PVS Strategies for Proving Abstraction Properties of Automata

Abstractions are important in specifying and proving properties of complex systems. To prove that a given automaton implements an abstract specification automaton, one must first find the correct abstraction relation between the states of the automata, and then show that this relation is preserved by all corresponding action sequences of the two automata. This paper describes tool support based on the PVS theorem prover that can help users accomplish the second task, in other words, in proving a candidate abstraction relation correct. This tool support relies on a clean and uniform technique for defining abstraction properties relating automata that uses library theories for defining abstraction relations and templates for specifying automata and abstraction theorems. The paper then describes how the templates and theories allow development of generic, high level PVS strategies that aid in the mechanization of abstraction proofs. These strategies first set up the standard subgoals for the abstraction proofs and then execute the standard initial proof steps for these subgoals, thus making the process of proving abstraction properties in PVS more automated.
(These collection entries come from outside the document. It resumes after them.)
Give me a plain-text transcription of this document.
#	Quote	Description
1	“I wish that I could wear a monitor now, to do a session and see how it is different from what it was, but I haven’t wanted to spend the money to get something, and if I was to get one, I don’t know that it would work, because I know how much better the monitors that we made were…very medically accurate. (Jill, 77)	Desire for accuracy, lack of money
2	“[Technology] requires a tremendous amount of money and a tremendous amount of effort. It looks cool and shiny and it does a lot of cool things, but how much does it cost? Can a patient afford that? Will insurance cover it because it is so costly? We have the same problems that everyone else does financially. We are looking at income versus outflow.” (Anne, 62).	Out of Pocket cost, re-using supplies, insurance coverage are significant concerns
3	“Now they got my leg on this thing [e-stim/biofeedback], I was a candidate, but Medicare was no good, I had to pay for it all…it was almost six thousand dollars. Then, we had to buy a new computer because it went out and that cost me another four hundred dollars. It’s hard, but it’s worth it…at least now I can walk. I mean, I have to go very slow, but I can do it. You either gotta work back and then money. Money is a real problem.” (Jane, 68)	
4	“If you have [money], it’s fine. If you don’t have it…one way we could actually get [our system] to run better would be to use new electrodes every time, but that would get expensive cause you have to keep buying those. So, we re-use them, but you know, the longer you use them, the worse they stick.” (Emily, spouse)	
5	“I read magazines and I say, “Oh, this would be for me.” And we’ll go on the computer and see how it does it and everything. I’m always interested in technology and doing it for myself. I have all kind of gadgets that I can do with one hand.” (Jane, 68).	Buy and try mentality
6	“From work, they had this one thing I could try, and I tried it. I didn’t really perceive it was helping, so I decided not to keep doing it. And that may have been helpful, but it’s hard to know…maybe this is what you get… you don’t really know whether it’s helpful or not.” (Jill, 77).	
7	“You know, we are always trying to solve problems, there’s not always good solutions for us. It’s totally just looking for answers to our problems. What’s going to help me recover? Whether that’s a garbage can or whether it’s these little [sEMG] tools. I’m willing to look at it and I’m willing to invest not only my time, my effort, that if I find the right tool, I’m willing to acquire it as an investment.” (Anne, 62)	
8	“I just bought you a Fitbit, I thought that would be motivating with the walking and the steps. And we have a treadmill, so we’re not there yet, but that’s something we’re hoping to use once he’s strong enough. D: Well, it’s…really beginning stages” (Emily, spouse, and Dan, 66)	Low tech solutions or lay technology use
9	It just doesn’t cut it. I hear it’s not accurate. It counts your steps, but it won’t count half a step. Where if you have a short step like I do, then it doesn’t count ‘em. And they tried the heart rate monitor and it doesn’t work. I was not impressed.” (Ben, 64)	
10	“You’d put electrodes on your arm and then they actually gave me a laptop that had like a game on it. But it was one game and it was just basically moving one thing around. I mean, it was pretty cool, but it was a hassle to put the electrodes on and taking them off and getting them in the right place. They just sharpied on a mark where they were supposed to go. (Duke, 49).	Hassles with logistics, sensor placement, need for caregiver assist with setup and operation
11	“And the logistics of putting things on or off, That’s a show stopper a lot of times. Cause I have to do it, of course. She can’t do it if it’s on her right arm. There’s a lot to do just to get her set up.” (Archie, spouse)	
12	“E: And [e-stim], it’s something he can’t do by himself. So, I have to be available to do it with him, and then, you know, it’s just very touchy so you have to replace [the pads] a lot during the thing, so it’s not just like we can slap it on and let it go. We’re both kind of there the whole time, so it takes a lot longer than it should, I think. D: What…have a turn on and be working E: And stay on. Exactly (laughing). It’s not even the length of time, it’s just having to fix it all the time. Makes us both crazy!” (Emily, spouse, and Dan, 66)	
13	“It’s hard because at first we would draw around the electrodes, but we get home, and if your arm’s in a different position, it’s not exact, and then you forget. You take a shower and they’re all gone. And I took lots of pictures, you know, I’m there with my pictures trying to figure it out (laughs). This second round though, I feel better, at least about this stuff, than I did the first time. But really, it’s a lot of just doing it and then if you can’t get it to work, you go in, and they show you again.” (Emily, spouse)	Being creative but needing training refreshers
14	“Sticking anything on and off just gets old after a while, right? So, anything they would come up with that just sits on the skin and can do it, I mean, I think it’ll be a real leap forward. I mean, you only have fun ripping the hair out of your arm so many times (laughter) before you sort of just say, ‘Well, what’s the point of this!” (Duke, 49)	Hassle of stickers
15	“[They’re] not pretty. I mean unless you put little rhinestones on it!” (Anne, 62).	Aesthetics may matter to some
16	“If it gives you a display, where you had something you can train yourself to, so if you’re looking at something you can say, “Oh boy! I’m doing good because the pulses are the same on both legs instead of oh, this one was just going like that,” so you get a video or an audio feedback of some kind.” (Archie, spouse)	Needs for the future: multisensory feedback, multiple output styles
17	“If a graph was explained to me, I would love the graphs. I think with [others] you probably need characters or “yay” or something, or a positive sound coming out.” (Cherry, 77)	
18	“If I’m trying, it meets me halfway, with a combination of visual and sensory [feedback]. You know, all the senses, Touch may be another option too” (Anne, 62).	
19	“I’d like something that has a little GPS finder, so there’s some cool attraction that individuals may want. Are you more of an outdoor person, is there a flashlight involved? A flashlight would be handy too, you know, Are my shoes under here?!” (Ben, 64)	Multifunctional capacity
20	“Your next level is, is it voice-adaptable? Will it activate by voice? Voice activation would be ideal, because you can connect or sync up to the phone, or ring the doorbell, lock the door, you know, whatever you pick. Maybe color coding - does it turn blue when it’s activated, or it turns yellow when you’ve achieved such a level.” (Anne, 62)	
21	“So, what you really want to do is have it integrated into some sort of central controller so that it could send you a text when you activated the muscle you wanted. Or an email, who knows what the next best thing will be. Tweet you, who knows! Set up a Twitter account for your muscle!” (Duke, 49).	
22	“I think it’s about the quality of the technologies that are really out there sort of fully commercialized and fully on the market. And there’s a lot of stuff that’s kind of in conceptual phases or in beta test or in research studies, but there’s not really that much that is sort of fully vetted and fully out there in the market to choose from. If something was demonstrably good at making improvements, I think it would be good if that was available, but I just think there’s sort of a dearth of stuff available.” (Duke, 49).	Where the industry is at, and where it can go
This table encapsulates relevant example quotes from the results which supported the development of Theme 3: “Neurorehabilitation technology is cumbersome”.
With suitable supplementary strategies to implement the “natural” proof steps needed to complete the proofs of any of the standard subgoals remaining to be proved, the abstraction proof strategies can form part of a set of mechanized proof steps that can be used interactively to translate high level proof sketches into PVS proofs. Using timed I/O automata examples taken from the literature, this paper illustrates use of the templates, theories, and strategies described to specify and prove two types of abstraction property: refinement and forward simulation.